Adesso abbiamo chiuso i rapporti anche con altre due aziende che non sono propriamente israeliane, ma le cui sedi si trovano in territori palestinesi occupati e finanziano l’economia israeliana".
Nella pratica, senza fare nomi, come selezioni le aziende? Come capisci le origini, i collegamenti e quindi quali evitare?
"Mi sono informato sia tramite un’amica palestinese attivista a Cagliari, sia attraverso il BDS, un elenco aggiornato anche dopo il report di Francesca Albanese, che raccoglie tutte le aziende coinvolte. Ho controllato ogni cosa personalmente: lavoravamo con un’azienda israeliana e due che non erano israeliane ma avevano edifici nei territori palestinesi occupati.
Per l’azienda israeliana la scelta era più semplice: sono farmaci generici, quindi basta sostituirli. Le altre due aziende erano più complicate perché producono farmaci molto conosciuti. Il nostro compito in questo caso è non fare ordini diretti che finanzino direttamente queste realtà, bensì rifornirci dai grossisti, mantenendo solo la quantità minima necessaria richiesta dai clienti. La decisione finale, comunque, è sempre del paziente".
Hai riscontrato ripercussioni sul servizio pubblico che offrite ai clienti?
"No, praticamente nessuna. Alcuni pazienti anziani volevano continuare a usare i prodotti della stessa azienda per abitudine; in questi casi, glieli forniamo. La maggior parte delle persone invece era d’accordo con la scelta".
A livello di principio attivo, sarebbe possibile sostituire completamente la terapia con farmaci equivalenti?

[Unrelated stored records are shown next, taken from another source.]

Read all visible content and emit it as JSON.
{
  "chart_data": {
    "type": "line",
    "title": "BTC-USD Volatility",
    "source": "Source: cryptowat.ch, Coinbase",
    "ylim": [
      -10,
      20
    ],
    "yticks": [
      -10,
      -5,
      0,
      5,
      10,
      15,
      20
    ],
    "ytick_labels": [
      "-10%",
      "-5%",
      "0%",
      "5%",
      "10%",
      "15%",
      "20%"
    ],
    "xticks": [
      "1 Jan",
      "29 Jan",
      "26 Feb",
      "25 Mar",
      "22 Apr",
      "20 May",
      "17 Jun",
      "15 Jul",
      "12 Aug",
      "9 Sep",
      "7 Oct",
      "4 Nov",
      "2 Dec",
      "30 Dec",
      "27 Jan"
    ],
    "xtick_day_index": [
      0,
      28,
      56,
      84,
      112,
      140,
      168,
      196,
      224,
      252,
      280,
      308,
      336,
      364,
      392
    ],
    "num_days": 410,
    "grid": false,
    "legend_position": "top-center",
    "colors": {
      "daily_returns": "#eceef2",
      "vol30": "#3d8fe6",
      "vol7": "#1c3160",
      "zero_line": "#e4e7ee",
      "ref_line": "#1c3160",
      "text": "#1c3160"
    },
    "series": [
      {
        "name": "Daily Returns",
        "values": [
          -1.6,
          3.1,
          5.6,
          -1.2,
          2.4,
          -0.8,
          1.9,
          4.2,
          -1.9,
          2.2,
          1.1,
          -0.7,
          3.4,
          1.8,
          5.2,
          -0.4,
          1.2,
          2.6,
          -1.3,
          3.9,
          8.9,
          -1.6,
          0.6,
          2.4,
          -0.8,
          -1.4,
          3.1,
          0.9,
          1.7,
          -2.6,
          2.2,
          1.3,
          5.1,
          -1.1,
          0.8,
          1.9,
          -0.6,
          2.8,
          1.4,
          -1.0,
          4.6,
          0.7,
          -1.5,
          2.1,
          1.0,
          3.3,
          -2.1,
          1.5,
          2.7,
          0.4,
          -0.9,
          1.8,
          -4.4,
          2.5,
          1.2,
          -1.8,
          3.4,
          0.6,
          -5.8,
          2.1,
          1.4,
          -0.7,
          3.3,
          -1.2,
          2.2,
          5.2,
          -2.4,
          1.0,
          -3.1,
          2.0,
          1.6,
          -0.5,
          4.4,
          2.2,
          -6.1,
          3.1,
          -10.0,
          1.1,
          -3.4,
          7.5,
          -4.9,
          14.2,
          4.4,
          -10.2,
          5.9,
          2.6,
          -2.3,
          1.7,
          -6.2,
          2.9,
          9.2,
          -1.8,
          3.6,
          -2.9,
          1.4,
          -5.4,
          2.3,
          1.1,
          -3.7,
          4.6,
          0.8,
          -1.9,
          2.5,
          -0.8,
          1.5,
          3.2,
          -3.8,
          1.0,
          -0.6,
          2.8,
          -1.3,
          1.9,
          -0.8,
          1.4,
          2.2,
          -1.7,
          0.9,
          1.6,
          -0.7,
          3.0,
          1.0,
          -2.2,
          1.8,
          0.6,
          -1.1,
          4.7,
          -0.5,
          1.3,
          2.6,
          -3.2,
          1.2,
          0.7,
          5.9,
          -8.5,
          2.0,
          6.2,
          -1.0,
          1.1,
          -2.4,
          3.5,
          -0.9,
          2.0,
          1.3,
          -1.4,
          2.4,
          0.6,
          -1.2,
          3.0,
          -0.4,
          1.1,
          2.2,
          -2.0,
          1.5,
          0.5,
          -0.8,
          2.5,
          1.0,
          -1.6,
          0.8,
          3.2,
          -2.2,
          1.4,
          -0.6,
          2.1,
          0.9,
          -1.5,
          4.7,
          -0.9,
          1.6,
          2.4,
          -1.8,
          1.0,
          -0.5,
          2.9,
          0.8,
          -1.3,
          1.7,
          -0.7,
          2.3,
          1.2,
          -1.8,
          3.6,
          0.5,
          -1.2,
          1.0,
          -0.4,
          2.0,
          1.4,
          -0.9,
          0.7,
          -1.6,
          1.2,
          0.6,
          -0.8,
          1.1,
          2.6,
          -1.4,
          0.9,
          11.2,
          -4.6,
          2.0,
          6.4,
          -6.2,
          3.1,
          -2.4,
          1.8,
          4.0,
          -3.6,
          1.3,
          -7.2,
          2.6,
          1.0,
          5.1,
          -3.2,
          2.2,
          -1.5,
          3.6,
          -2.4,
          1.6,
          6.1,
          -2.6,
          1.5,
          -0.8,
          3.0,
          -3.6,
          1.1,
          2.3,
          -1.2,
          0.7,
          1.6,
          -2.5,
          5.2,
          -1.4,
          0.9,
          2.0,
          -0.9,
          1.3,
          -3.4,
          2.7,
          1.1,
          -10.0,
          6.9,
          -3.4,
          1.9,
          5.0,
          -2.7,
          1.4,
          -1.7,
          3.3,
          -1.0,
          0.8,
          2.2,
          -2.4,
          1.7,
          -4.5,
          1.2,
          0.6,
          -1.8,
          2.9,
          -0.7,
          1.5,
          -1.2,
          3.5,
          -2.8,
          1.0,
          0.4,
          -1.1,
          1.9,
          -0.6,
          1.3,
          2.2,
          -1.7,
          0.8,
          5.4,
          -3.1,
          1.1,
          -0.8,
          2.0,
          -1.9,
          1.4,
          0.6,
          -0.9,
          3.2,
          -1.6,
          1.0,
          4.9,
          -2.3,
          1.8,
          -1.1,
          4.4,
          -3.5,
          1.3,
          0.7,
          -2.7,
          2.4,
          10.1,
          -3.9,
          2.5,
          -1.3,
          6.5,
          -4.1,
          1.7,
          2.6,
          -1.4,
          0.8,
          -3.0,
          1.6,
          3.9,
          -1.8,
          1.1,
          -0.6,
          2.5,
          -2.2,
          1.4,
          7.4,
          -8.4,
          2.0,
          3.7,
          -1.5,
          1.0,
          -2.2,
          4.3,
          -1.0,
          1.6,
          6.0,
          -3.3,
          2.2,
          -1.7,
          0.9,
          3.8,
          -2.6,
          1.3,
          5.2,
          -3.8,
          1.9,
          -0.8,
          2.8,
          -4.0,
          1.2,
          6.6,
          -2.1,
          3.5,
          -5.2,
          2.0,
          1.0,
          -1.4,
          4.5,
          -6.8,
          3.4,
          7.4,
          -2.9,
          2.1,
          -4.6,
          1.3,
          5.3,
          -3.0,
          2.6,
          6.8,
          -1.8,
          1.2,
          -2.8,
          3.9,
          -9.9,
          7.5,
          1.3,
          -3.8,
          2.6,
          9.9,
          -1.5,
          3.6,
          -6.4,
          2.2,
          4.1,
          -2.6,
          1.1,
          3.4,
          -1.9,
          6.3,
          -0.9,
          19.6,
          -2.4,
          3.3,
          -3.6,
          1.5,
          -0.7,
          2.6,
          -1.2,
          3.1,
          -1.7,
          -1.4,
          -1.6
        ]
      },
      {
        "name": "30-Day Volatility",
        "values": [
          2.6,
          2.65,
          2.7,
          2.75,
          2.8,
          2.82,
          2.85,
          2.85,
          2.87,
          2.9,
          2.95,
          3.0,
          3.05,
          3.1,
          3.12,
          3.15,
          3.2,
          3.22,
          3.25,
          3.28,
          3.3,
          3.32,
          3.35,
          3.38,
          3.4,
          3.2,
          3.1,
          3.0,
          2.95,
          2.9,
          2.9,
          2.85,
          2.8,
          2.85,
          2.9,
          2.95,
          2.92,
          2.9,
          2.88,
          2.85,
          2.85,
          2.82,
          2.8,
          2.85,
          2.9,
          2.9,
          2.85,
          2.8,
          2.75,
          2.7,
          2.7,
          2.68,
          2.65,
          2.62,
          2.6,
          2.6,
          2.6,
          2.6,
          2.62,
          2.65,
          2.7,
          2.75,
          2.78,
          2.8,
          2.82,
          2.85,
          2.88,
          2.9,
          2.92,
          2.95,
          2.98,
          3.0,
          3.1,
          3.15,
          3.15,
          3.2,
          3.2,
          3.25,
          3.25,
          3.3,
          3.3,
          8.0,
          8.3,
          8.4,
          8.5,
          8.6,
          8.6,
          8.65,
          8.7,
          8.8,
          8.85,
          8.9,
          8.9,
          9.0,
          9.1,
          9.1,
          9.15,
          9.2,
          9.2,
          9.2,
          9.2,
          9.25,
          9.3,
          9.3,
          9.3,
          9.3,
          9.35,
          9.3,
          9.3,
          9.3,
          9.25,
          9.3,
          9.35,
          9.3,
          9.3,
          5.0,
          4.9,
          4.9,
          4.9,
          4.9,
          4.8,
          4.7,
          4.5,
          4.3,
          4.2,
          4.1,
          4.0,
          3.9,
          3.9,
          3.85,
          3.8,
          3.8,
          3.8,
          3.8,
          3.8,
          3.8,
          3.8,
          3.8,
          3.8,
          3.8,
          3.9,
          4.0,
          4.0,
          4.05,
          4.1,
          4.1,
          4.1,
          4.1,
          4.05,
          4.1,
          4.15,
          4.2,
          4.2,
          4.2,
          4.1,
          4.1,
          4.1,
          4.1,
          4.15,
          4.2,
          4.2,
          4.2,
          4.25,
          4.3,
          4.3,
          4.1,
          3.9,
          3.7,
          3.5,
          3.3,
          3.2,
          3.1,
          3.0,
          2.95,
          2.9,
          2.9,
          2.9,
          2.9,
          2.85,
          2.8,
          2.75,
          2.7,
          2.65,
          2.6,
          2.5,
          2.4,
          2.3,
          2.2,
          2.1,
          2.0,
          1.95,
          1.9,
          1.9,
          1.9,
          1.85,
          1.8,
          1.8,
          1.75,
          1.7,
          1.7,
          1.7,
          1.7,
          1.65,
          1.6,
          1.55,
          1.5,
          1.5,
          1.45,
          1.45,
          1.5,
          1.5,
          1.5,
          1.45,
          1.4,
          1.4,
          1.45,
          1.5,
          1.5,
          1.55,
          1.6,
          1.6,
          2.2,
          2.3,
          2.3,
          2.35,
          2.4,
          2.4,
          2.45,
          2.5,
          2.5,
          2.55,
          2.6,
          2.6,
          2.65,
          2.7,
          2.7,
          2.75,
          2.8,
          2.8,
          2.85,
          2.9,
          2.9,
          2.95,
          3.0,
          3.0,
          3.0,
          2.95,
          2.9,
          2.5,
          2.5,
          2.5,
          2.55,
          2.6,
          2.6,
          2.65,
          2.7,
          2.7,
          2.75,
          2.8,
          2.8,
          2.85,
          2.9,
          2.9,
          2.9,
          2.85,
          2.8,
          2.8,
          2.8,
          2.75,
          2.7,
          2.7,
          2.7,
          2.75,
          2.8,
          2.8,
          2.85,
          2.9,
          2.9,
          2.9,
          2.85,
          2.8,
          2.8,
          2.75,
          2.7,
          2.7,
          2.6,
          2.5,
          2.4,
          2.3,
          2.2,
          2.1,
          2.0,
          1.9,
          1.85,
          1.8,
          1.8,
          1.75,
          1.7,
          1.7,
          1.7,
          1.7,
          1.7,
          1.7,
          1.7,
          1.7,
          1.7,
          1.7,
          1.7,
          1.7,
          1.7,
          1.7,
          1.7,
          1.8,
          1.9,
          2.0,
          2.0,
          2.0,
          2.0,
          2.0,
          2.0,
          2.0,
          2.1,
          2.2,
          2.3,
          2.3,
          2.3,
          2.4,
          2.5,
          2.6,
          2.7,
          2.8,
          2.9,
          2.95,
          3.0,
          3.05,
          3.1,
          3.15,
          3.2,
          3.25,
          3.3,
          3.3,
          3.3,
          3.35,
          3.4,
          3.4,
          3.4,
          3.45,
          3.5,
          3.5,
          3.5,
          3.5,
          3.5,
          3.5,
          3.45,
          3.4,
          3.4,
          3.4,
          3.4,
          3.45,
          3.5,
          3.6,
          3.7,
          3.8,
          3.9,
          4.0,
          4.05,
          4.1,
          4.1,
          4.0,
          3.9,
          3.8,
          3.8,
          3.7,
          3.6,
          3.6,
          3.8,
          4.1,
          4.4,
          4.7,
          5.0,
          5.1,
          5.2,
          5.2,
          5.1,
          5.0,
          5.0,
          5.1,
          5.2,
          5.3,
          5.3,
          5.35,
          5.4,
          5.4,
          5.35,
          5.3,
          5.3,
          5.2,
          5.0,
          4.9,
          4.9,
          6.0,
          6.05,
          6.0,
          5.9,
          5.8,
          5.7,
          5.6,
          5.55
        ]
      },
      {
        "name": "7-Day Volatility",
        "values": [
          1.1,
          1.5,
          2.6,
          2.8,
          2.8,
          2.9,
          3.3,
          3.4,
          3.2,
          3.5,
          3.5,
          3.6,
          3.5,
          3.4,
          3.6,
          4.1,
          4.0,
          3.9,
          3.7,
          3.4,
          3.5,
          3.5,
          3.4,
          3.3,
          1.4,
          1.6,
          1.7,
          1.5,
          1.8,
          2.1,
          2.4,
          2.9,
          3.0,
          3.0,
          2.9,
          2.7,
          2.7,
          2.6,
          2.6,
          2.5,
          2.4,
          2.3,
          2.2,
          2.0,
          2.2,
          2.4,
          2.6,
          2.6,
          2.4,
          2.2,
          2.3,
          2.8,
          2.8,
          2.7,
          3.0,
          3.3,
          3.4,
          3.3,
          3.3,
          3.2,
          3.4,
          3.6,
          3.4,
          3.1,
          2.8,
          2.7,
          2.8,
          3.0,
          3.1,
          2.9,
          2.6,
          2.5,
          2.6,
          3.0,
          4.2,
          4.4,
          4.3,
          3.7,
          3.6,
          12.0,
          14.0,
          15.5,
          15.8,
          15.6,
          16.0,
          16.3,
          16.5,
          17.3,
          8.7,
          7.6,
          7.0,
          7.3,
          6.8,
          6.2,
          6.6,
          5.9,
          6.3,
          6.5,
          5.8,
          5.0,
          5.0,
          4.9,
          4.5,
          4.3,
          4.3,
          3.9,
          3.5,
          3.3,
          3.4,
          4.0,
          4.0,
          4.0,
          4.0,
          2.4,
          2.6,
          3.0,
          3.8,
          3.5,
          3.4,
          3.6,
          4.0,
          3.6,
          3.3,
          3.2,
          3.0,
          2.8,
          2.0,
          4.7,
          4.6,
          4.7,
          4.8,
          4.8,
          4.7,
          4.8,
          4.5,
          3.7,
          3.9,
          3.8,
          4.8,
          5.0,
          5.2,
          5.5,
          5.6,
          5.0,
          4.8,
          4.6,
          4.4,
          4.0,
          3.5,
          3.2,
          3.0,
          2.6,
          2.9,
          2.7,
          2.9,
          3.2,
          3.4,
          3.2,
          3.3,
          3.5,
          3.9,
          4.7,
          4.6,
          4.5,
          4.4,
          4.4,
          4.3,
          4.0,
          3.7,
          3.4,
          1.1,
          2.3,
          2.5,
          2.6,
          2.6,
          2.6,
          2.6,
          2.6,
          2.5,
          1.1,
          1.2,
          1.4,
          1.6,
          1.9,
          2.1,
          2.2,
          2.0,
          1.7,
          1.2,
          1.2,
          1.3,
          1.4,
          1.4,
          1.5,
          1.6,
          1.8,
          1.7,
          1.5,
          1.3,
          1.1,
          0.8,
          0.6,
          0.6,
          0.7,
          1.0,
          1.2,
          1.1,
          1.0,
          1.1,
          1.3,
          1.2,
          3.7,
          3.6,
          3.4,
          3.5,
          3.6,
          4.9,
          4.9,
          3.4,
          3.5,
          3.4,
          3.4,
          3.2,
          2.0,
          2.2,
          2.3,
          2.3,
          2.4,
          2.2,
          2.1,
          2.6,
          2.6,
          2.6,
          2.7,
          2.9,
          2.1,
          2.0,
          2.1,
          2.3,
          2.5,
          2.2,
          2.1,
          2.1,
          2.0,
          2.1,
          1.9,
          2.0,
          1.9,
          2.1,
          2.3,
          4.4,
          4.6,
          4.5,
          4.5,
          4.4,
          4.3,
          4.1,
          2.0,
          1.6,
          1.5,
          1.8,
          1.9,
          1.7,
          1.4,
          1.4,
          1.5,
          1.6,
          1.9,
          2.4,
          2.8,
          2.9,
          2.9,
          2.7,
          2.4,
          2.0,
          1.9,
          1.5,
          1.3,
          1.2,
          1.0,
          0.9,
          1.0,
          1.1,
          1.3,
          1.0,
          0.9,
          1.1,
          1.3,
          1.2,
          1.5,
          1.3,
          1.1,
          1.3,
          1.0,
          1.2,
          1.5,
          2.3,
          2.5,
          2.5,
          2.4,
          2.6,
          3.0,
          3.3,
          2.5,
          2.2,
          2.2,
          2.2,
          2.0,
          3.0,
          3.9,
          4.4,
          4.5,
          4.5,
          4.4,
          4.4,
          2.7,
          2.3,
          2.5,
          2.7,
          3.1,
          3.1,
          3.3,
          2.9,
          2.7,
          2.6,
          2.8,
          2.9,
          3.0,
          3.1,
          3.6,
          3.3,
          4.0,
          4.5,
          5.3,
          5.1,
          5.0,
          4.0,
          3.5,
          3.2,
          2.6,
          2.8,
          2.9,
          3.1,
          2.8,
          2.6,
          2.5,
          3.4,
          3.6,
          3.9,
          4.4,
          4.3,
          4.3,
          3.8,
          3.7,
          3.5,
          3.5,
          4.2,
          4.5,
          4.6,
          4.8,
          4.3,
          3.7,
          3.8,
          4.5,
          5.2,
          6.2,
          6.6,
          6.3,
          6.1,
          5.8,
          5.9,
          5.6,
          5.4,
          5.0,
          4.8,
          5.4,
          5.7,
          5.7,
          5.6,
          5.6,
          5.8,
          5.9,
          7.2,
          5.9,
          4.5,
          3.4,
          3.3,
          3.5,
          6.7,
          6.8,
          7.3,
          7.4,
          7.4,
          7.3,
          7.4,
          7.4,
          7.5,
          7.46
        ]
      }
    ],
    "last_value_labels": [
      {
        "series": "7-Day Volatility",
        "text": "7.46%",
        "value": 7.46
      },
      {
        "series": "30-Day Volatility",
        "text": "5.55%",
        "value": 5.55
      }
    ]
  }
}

"Assolutamente sì. Ci sono equivalenti con lo stesso principio attivo, stesso dosaggio e stessa modalità di assunzione".
Hai ricevuto critiche o messaggi di stizza?
"Sì, nei commenti ai post e tramite messaggi diretti sui social, anche su Facebook. Leggendo certi commenti e i profili di chi li scriveva, ho visto che si trattava di persone con visioni della società completamente opposte alla mia. Non me ne sono fatto un cruccio: erano in netta minoranza rispetto ai feedback positivi. Persone venivano in farmacia, turisti o chiamate dall’Italia, solo per ringraziarmi. Lì ho pensato: 'Il mio dovere l’ho fatto'".
Ultima domanda: un tuo pensiero sulla questione israelo-palestinese, collegato eventualmente a un appello ai cittadini e ai tuoi colleghi.
"Questo mondo può rivelarsi cattivo, ma non voglio che mi renda cinico. Dove lo Stato non opera o, peggio, finanzia un apartheid o un genocidio, il singolo ha comunque potere.
In una società capitalistica, il nostro potere purtroppo oggi è principalmente d’acquisto: possiamo boicottare certe realtà facendo scelte etiche negli acquisti. Non possiamo fare tutto, ma possiamo fare qualcosa in base alla nostra sensibilità. Il mondo sarebbe sicuramente un posto migliore se tutti facessimo un piccolo passo.
Viva la Palestina libera e viva la libertà di tutti i popoli oppressi".